Shake a Leg Workout est 12 min
2013
This leg workout is a doozy. I planned it to really target the glutes and upper leg muscles. I wanted a leg workout that I could feel the burn after, and it succeeded. I had a hard time sitting for the next 2 days! Maybe it’s partly from taking a longer break before workouts than I used to, but I know many of the leg exercises in this workout are really good ones for feeling the burn, and subsequently shaping the legs and behind.
This leg workout only takes 12 minutes, if you can get through it without taking too many breaks. I had to take a little break between a few of the exercises. Still I got through it in just over 12 minutes.
Check it out, grab your timer and join me for a workout!
ps. I’ve just set up a shop with my favorite home gym equipment. Most items have links to Amazon and give me a small percentage (7 to 12%) in return. Come check it out, and thanks for any support in clicking and purchasing from there!
Shake a Leg Workout
10 Burpees
30 Squats with Round Kick
30 Jump Lunges
10 3 Point Plank Jump Burpees
50 Mountain Climbers
20 180º Touch Down Jumps
10 One Leg Burpees
30 Barrier Jumps
10 5 Plank Jack Burpees
Exercise Descriptions
Standing with feet hip width apart, squat down and place hands on ground in front of you, jump legs back into plank position, do a push up, jump legs back in and jump up in the air.
Stand with legs hip width apart and with an object in front to kick over, or you can imagine something to kick over, squat and then with one leg give a big circular kick over an object in front of you. Your left leg will kick around counter clockwise to the left and your right leg will kick clockwise to the right. Then bring leg back to ground, squat again and then kick with the opposite leg in the opposite direction. Each squat is one rep.
Start in a forward lunge position, a low wide walking stance with front leg bent and back leg straight, and simultaneously jump up switching feet so that legs are in opposite positions, the one that was behind is forward and bent, and the one that was forward is now behind. Continue jumping and alternating positions of legs and feet. Each jump is one rep.
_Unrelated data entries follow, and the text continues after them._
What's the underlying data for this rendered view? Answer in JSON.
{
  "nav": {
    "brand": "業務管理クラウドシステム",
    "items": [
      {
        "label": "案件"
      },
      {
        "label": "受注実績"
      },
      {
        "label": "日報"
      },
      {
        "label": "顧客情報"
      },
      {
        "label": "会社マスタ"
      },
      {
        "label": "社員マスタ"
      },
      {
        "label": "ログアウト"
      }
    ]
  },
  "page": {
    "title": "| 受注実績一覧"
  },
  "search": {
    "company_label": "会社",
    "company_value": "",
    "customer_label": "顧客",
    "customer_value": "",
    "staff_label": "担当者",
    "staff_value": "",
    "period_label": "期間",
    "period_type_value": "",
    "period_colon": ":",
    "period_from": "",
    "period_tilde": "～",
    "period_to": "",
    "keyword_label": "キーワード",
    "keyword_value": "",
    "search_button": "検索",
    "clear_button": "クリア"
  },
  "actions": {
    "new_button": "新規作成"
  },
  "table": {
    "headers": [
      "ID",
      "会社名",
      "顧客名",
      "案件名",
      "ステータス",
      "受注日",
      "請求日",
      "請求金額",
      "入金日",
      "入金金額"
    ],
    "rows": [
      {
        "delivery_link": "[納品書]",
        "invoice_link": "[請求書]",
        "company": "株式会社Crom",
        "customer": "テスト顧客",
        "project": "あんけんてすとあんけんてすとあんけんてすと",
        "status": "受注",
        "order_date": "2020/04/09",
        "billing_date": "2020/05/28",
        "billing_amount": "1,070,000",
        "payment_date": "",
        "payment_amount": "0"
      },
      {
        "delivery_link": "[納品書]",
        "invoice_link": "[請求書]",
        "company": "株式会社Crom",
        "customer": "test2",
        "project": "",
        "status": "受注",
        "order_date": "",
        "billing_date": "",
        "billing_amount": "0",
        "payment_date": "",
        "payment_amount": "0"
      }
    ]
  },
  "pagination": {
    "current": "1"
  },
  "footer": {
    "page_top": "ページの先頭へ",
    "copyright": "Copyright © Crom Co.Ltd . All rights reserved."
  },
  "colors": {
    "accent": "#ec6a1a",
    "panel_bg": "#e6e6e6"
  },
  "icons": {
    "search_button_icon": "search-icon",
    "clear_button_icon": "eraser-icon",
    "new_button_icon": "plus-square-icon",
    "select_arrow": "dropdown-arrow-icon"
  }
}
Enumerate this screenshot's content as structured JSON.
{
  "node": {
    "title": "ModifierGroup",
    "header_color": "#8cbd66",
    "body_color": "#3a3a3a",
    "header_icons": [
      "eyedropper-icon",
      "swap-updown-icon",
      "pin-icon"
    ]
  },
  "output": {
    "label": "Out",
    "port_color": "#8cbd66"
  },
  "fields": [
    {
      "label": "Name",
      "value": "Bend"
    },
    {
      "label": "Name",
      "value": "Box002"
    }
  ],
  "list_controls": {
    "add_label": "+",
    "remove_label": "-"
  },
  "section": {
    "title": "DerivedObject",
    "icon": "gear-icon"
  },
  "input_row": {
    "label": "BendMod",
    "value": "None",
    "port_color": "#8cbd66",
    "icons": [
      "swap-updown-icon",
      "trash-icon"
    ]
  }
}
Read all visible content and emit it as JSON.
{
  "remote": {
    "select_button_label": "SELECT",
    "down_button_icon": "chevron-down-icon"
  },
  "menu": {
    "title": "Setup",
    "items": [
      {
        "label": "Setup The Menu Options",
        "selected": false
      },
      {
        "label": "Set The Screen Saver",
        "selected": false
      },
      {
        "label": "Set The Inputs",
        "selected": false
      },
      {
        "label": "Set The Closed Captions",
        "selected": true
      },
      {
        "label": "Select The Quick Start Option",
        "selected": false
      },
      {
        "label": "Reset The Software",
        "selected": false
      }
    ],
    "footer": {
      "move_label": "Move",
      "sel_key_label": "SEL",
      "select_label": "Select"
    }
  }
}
From standing, squat down and place hands on ground in front of you, jump legs back into plank position, Then jump both legs together at once up towards chest, bending knees and then out to one side, then back into chest and then back out to the opposite side, then back in again to chest and finally jump legs together back out into plank. Then do a push up, jump legs back in and jump up in the air.
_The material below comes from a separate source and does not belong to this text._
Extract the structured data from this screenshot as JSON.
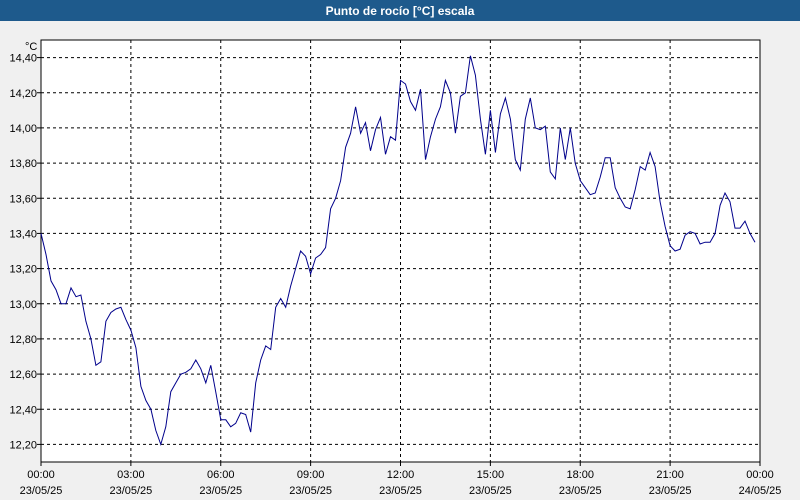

Get into high plank position, bringing one leg in towards chest with toe of foot on ground. Simultaneously jump the bent forward leg back and the back leg forward alternating leg positions for each rep.
Stand at end of and sideways to mat, squat down and touch mat with fingers of hand closest to it, then jump up turning 180 degrees, squat down and touch mat with hand on other side. Continue jumping and touching down to mat on opposite sides.
Standing with feet hip width apart, squat down and place hands on ground in front of you, jump back on one leg into plank position, with other leg elevated do a push up, jump supporting leg back in and jump up in the air. Alternate legs for each rep.
Get into pike position, with hands and feet on the floor and hips up, back straight, and start with legs to one side, kick up legs high and jump over center object, or imaginary center object, to other side and back. Each time feet hit the ground is 1 rep.
From standing, squat down and place hands on ground in front of you, jump legs back into plank position, do a push up and then do 5 plank jacks by jumping feet both out at the same time to wide legs and then back in to center. After doing 5 plank jacks, then jump legs back in and jump up in the air.